David Jose de Andrade Silva
Professor do IFPR Jacarezinho

O Instituto Federal do Paraná (IFPR – Campus Jacarezinho) é uma instituição pública federal de ensino vinculada ao Ministério da Educação (MEC) por meio da Secretaria de Educação Profissional e Tecnológica (Setec). A instituição é voltada à educação superior, básica e profissional e é especializada na oferta gratuita de educação profissional e tecnológica nas diferentes modalidades e níveis de ensino. A instituição foi criada em dezembro de 2008 junto aos 38 institutos federais existentes hoje no país e possui autonomia administrativa e pedagógica. O IFPR Jacarezinho possui 21 campus espalhados pelo estado do Paraná e continua em expansão.

Atualmente, a instituição contempla mais de 23 mil estudantes nos cursos de modalidade presencial e a distância. O IFPR Jacarezinho tem como diferencial dos demais institutos uma equipe gestora que acredita profundamente no potencial transformador dos seus alunos e que propõe uma metodologia de ensino inovadora que dá aos jovens autonomia e incentiva a autoria, ao mesmo tempo que proporciona uma visão crítica da sociedade.

Clique nas abas azuis para saber mais.

1. Por que o IFPR Jacarezinho é uma Escola Transformadora?

A construção da mudança curricular na escola ocorreu a partir da percepção de que alguns problemas eram inerentes ao Ensino Médio. Para tanto, além da metodologia diferenciada da escola, que foi concebida considerando maior autoria dos estudantes e educadores, há projetos de extensão em que os educandos levam para a comunidade benefícios dos seus estudos e pesquisas. Estes podem ser propostos pelos professores ou pelos alunos, e, em muitos casos, os estudantes recebem bolsas para desenvolvê-los.

Exemplos de engajamento dos estudantes são projetos como a publicação de um livro sobre a ditadura militar, escrito a partir de entrevistas realizadas com pessoas da cidade que viveram o período; o desenvolvimento de um software para mapeamento de problemas urbanos (como, por exemplo, focos de dengue); e visitas regulares dos estudantes a um asilo para fazer companhia aos idosos.

Outras ações para a comunidade são desenvolvidas e apoiadas pelo Grêmio Estudantil, como o Balaio Cultural, uma espécie de sarau com oficinas e apresentações culturais de estudantes, professores e da própria comunidade.

2. Influência

Foi realizada uma parceria com o Sebrae para a criação de capacitação para os estudantes do IFPR Jacarezinho, a Trilha Startup, que os motiva e capacita a criar empresas de tecnologia e inovação.
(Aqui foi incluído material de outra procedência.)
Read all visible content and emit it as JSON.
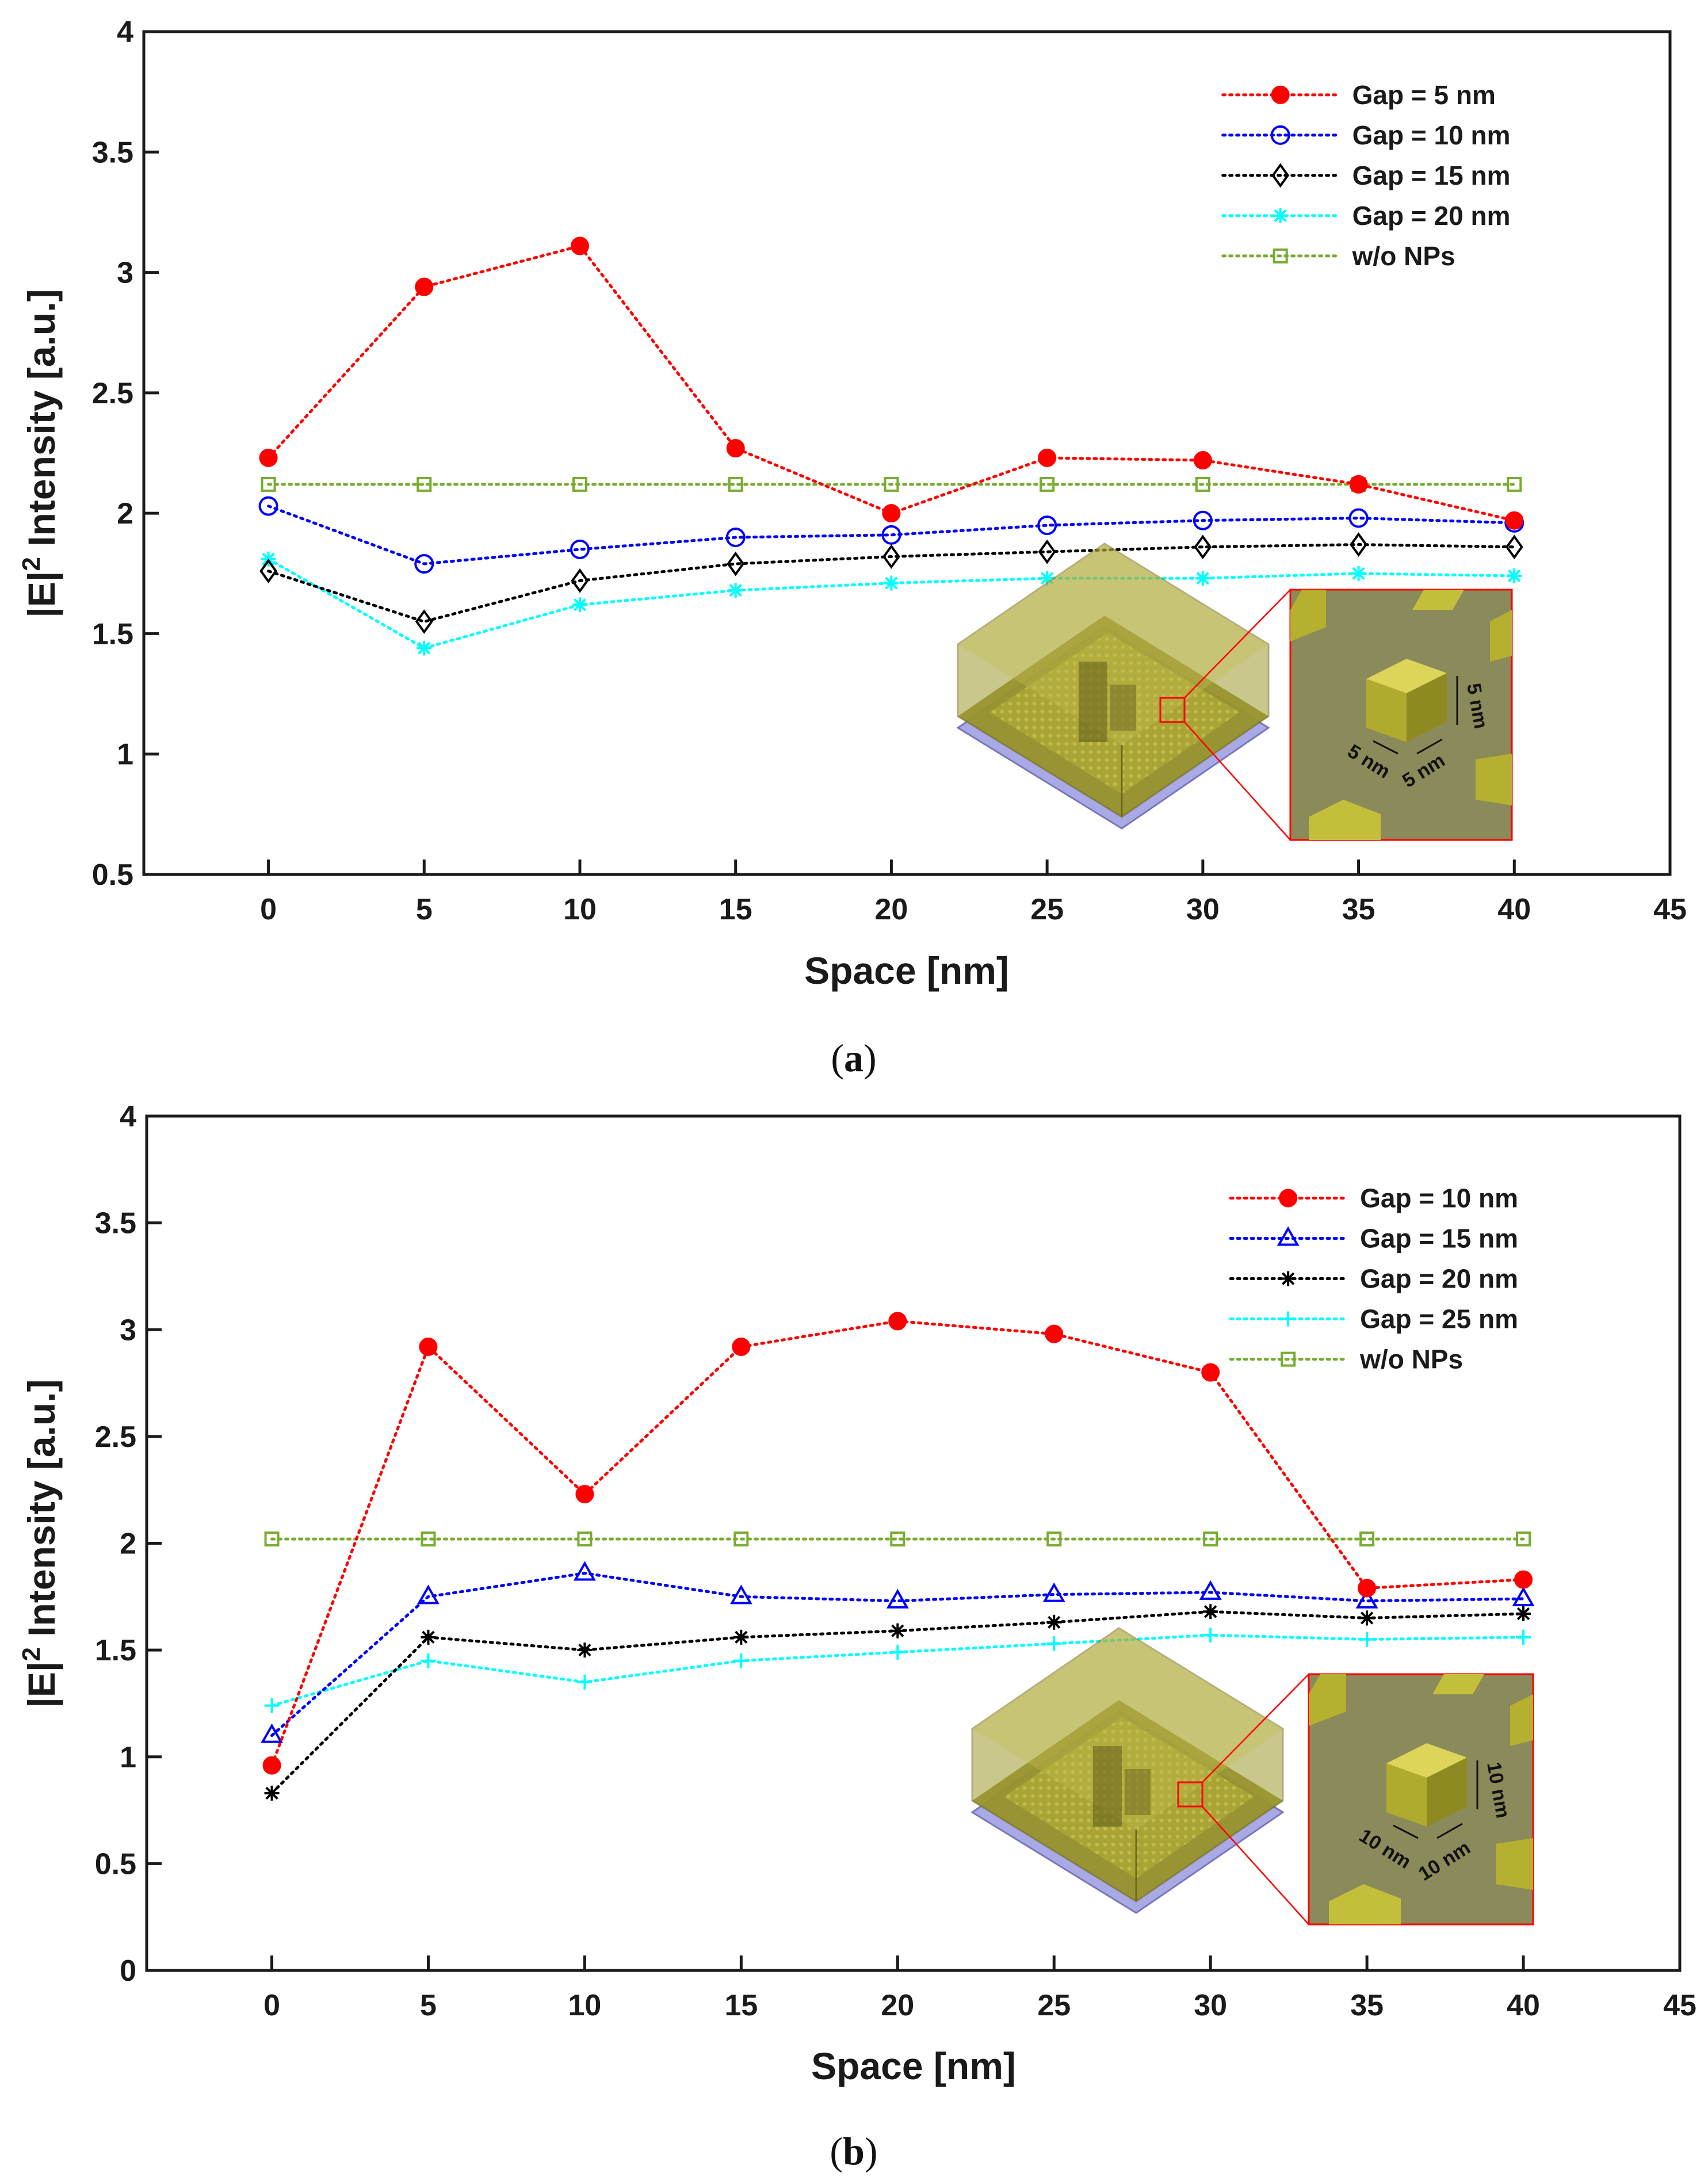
{
  "chart_data": [
    {
      "type": "line",
      "panel": "a",
      "caption": "a",
      "xlabel": "Space [nm]",
      "ylabel_main": "|E|",
      "ylabel_sup": "2",
      "ylabel_rest": " Intensity [a.u.]",
      "xlim": [
        -4,
        45
      ],
      "ylim": [
        0.5,
        4
      ],
      "xticks": [
        0,
        5,
        10,
        15,
        20,
        25,
        30,
        35,
        40,
        45
      ],
      "yticks": [
        0.5,
        1,
        1.5,
        2,
        2.5,
        3,
        3.5,
        4
      ],
      "ytick_labels": [
        "0.5",
        "1",
        "1.5",
        "2",
        "2.5",
        "3",
        "3.5",
        "4"
      ],
      "x": [
        0,
        5,
        10,
        15,
        20,
        25,
        30,
        35,
        40
      ],
      "series": [
        {
          "name": "Gap = 5 nm",
          "color": "#ff0000",
          "marker": "filled-circle",
          "values": [
            2.23,
            2.94,
            3.11,
            2.27,
            2.0,
            2.23,
            2.22,
            2.12,
            1.97
          ]
        },
        {
          "name": "Gap = 10 nm",
          "color": "#0000ff",
          "marker": "open-circle",
          "values": [
            2.03,
            1.79,
            1.85,
            1.9,
            1.91,
            1.95,
            1.97,
            1.98,
            1.96
          ]
        },
        {
          "name": "Gap = 15 nm",
          "color": "#000000",
          "marker": "open-diamond",
          "values": [
            1.76,
            1.55,
            1.72,
            1.79,
            1.82,
            1.84,
            1.86,
            1.87,
            1.86
          ]
        },
        {
          "name": "Gap = 20 nm",
          "color": "#00ffff",
          "marker": "asterisk",
          "values": [
            1.81,
            1.44,
            1.62,
            1.68,
            1.71,
            1.73,
            1.73,
            1.75,
            1.74
          ]
        },
        {
          "name": "w/o NPs",
          "color": "#77ac30",
          "marker": "open-square",
          "values": [
            2.12,
            2.12,
            2.12,
            2.12,
            2.12,
            2.12,
            2.12,
            2.12,
            2.12
          ]
        }
      ],
      "legend_position": "top-right",
      "inset_labels": [
        "5 nm",
        "5 nm",
        "5 nm"
      ]
    },
    {
      "type": "line",
      "panel": "b",
      "caption": "b",
      "xlabel": "Space [nm]",
      "ylabel_main": "|E|",
      "ylabel_sup": "2",
      "ylabel_rest": " Intensity [a.u.]",
      "xlim": [
        -4,
        45
      ],
      "ylim": [
        0,
        4
      ],
      "xticks": [
        0,
        5,
        10,
        15,
        20,
        25,
        30,
        35,
        40,
        45
      ],
      "yticks": [
        0,
        0.5,
        1,
        1.5,
        2,
        2.5,
        3,
        3.5,
        4
      ],
      "ytick_labels": [
        "0",
        "0.5",
        "1",
        "1.5",
        "2",
        "2.5",
        "3",
        "3.5",
        "4"
      ],
      "x": [
        0,
        5,
        10,
        15,
        20,
        25,
        30,
        35,
        40
      ],
      "series": [
        {
          "name": "Gap = 10 nm",
          "color": "#ff0000",
          "marker": "filled-circle",
          "values": [
            0.96,
            2.92,
            2.23,
            2.92,
            3.04,
            2.98,
            2.8,
            1.79,
            1.83
          ]
        },
        {
          "name": "Gap = 15 nm",
          "color": "#0000ff",
          "marker": "open-triangle",
          "values": [
            1.1,
            1.75,
            1.86,
            1.75,
            1.73,
            1.76,
            1.77,
            1.73,
            1.74
          ]
        },
        {
          "name": "Gap = 20 nm",
          "color": "#000000",
          "marker": "asterisk",
          "values": [
            0.83,
            1.56,
            1.5,
            1.56,
            1.59,
            1.63,
            1.68,
            1.65,
            1.67
          ]
        },
        {
          "name": "Gap = 25 nm",
          "color": "#00ffff",
          "marker": "plus",
          "values": [
            1.24,
            1.45,
            1.35,
            1.45,
            1.49,
            1.53,
            1.57,
            1.55,
            1.56
          ]
        },
        {
          "name": "w/o NPs",
          "color": "#77ac30",
          "marker": "open-square",
          "values": [
            2.02,
            2.02,
            2.02,
            2.02,
            2.02,
            2.02,
            2.02,
            2.02,
            2.02
          ]
        }
      ],
      "legend_position": "top-right",
      "inset_labels": [
        "10 nm",
        "10 nm",
        "10 nm"
      ]
    }
  ]
}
A escola também possui parcerias com a prefeitura para a realização de aulas de informática para servidores e membros de grupos da terceira idade, além de compartilhar sua metodologia inovadora na organização do tempo escolar a serviço do protagonismo dos jovens e dos cursos de extensão.

A presença da escola na comunidade agrega diversidade. Além de ser uma instituição pública federal com 80% de alunos cotistas (por diversos fatores: econômico, social, raça, entre outros), a escola é também porta-voz da visão do programa aos mais de 30 institutos federais existentes no Brasil, mostrando que uma educação transformadora é possível e necessária.

3. As práticas e as competências transformadoras

A escola possui uma organização curricular inovadora que favorece a construção da autonomia, do protagonismo e da aprendizagem ativa dos alunos. Oferece 160 unidades curriculares, número que se amplia a cada semestre. Os estudantes devem cumprir uma mesma carga horária para os temas ligados às ciências da natureza e matemática, ciências humanas e linguagens.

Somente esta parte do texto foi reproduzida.